Князь получил анонимное письмо в то время, как собирался ехать к Елене. Прочитав его, он несколько изменился в лице и вначале, кажется, хотел было идти к княгине, показать ей это письмо и попросить у нее объяснения ему; но потом он удержался от этого и остался на том же месте, на котором сидел: вся фигура его приняла какое-то мрачное выражение. Более всего возмущал его своим поступком Миклаков. Положим даже, что княгиня сама первая выразила ему свое внимание; но ему сейчас же следовало устранить себя от этого, потому что князь ввел его в свой дом, как друга, и он не должен был позволять себе быть развратителем его жены, тем более, что какого-нибудь особенно сильного увлечения со стороны Миклакова князь никак не предполагал. Самым простым и естественным делом казалось князю вызвать подобного господина на дуэль! Но он очень хорошо знал, каким образом Миклаков смотрит на дуэли этого рода, да и кроме того, что скажет об этой дуэли Елена: она ее напугает, глубоко огорчит, пойдет целый ряд сцен, объяснений!.. Словом, рассудок очень ясно говорил в князе, что для спокойствия всех близких и дорогих ему людей, для спокойствия собственного и, наконец, по чувству справедливости он должен был на любовь жены к другому взглянуть равнодушно; но в то же время, как и в истории с бароном Мингером, чувствовал, что у него при одной мысли об этом целое море злобы поднимается к сердцу. Скрыть это и носить в этом отношении маску князь видел, что на этот, по крайней мере, день в нем недостанет сил, – а потому он счел за лучшее остаться дома, просидел на прежнем своем месте весь вечер и большую часть ночи, а когда на другой день случайно увидел в зеркале свое пожелтевшее и измученное лицо, то почти не узнал себя. С княгиней он мог еще не видаться день и два, но к Елене должен был ехать.

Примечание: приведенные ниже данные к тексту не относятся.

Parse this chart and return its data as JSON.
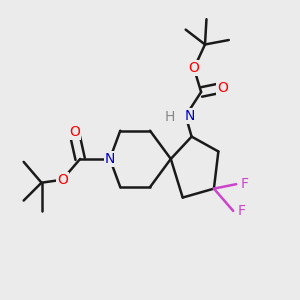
{
  "bg_color": "#ebebeb",
  "atom_colors": {
    "O": "#ff0000",
    "N": "#0000cc",
    "F": "#cc44cc",
    "H": "#888888",
    "C": "#000000"
  },
  "bond_color": "#1a1a1a",
  "bond_width": 1.8
}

«Э, черт возьми! Могу же я быть спокойным или не спокойным, как мне пожелается того!» – подумал он; но, поехав к Елене, все-таки решился, чтобы не очень встревожить ее, совладеть с собой и передать ей всю эту историю, как давно им ожидаемую. Но Елена очень хорошо знала князя, так что, едва только он вошел, как она воскликнула встревоженным даже голосом:
– Что такое у тебя за вид сегодня?
– А что? – спросил князь, как бы не понимая ее.
– Ты зеленый какой-то…
– Так, нездоровится что-то сегодня.
Елена продолжала на него смотреть, не спуская глаз.